Their relationship, and his footing in the community, becomes a story of identity. Who Phil is depends on who he’s with, who that person perceives him to be, wishes him to be, which side of himself he revealed to them, what they remember, what they value, what they project onto him. It’s like he’s a slightly different person to everyone he encounters, which makes assimilating his personality a difficult task. Without memory, we rely on other people’s stories to make sense of who we are. The stories Phil is told about himself vary, and some are flat-out made up. Who is he deep inside, regardless of these stories? Time would tell, if only Phil had much of it.

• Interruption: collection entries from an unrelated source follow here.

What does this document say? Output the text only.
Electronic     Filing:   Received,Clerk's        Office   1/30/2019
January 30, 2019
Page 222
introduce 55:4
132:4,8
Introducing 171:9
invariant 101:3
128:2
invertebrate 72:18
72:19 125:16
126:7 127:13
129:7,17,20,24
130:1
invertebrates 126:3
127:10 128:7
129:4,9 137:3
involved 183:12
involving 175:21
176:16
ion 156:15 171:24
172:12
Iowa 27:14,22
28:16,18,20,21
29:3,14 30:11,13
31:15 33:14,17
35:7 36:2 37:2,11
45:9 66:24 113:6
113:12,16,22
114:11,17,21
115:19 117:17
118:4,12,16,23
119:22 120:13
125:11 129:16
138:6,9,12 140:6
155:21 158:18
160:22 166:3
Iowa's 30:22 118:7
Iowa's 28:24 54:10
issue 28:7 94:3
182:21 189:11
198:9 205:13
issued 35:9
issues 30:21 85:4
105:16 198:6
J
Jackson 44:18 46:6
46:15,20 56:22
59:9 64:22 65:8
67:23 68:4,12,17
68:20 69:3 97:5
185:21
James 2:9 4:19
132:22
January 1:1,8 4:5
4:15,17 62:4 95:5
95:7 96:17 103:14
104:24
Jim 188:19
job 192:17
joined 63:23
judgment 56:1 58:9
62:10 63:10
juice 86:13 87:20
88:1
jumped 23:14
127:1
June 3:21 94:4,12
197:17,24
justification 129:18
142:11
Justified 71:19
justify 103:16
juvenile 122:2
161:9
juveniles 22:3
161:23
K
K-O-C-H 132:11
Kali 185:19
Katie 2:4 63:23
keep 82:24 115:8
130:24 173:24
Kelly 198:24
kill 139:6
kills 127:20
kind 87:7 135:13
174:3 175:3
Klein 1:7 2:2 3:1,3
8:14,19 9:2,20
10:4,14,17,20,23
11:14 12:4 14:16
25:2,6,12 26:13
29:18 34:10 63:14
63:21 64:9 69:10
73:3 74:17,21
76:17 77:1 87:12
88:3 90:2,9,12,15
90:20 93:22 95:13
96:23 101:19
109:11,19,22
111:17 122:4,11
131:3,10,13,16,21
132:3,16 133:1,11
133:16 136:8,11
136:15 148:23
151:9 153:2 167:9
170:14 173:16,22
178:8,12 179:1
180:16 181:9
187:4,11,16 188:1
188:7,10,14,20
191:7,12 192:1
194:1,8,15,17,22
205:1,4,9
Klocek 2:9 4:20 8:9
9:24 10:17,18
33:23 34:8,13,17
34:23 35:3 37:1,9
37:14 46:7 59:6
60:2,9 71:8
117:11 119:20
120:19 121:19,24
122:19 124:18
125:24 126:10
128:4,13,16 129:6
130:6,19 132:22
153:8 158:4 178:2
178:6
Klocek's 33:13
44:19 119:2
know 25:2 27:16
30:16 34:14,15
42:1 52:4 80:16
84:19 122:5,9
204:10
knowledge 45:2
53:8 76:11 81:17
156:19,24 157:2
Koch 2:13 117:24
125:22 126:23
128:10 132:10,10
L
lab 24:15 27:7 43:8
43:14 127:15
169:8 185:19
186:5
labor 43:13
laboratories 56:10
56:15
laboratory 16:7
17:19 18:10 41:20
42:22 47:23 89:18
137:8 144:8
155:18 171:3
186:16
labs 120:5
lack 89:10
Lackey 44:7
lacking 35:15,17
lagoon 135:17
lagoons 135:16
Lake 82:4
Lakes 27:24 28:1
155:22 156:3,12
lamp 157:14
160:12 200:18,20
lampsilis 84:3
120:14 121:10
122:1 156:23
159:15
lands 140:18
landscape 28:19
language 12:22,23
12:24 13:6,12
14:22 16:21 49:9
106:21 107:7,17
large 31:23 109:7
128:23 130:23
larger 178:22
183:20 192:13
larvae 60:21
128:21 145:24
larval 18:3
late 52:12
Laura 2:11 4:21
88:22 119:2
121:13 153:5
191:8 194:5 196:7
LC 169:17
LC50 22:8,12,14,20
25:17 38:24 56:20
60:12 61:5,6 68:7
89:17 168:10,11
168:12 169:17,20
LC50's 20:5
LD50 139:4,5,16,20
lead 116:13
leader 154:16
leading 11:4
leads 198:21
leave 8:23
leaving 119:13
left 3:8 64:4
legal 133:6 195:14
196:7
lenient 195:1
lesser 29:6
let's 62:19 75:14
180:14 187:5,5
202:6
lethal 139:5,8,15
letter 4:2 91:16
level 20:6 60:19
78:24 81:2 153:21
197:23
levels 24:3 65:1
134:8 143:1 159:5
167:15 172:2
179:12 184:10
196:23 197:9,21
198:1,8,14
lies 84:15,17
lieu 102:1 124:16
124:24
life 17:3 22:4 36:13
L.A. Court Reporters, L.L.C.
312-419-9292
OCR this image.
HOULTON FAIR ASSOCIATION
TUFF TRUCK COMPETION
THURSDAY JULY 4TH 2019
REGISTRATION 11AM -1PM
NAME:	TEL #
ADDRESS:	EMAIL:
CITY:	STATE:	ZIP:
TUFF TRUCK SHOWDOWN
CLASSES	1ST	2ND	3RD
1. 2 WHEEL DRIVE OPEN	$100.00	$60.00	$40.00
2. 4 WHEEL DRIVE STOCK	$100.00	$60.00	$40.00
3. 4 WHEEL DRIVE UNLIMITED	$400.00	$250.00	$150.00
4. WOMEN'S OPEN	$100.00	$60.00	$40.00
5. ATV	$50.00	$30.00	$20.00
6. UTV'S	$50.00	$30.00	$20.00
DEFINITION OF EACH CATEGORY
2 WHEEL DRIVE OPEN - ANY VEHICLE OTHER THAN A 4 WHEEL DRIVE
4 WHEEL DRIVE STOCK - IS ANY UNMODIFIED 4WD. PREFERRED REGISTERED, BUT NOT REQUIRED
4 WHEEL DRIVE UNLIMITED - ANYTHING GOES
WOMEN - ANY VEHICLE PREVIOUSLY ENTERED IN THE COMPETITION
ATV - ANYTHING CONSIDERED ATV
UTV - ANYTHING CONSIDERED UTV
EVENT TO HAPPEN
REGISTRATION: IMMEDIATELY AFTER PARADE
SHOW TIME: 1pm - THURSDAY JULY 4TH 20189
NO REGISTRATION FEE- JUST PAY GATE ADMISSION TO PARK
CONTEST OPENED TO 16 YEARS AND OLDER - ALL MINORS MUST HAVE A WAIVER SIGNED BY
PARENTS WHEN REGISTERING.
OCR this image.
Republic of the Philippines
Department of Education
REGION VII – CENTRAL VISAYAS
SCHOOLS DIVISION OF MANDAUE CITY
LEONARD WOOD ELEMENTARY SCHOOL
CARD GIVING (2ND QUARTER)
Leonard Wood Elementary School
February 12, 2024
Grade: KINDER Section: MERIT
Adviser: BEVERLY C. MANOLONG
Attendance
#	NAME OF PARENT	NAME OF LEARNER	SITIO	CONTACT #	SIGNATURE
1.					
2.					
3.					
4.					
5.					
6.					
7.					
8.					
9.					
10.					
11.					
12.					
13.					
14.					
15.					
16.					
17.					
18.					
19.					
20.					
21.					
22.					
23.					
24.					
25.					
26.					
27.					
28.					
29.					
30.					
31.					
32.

Nobody Has to Know is a small and gentle film that took me by surprise. It’s tender and beautiful to behold, well-acted, well-told, well-considered. Although it must be terrifying to depend on others to learn about oneself, director Lanners acknowledges that a beautiful Scottish backdrop always makes things better. The island’s remoteness gives us a sense of Phil’s isolation, his urge to hide, but also his his appreciation for beauty. You’ll find yourself wondering just how well you would fare should you wake up tomorrow in a room you don’t recognize, in a home that feels alien. How to re-assemble your ‘self’? Where to find the truth, who to trust to tell it, how to treat the things that don’t feel authentic. And let’s not forget that Phil is also in the throes of romance, either one rekindled or ignited for the first time, but either way mired in history and context that he doesn’t know. If your hands and mouth and heart say yes, is that enough, or should you wait for your brain to catch up?
Watch Phil pick up the pieces in this quiet and gentle film; Nobody Has to Know premiered at TIFF and heads to the Chicago Film Festival October 15 before its December release.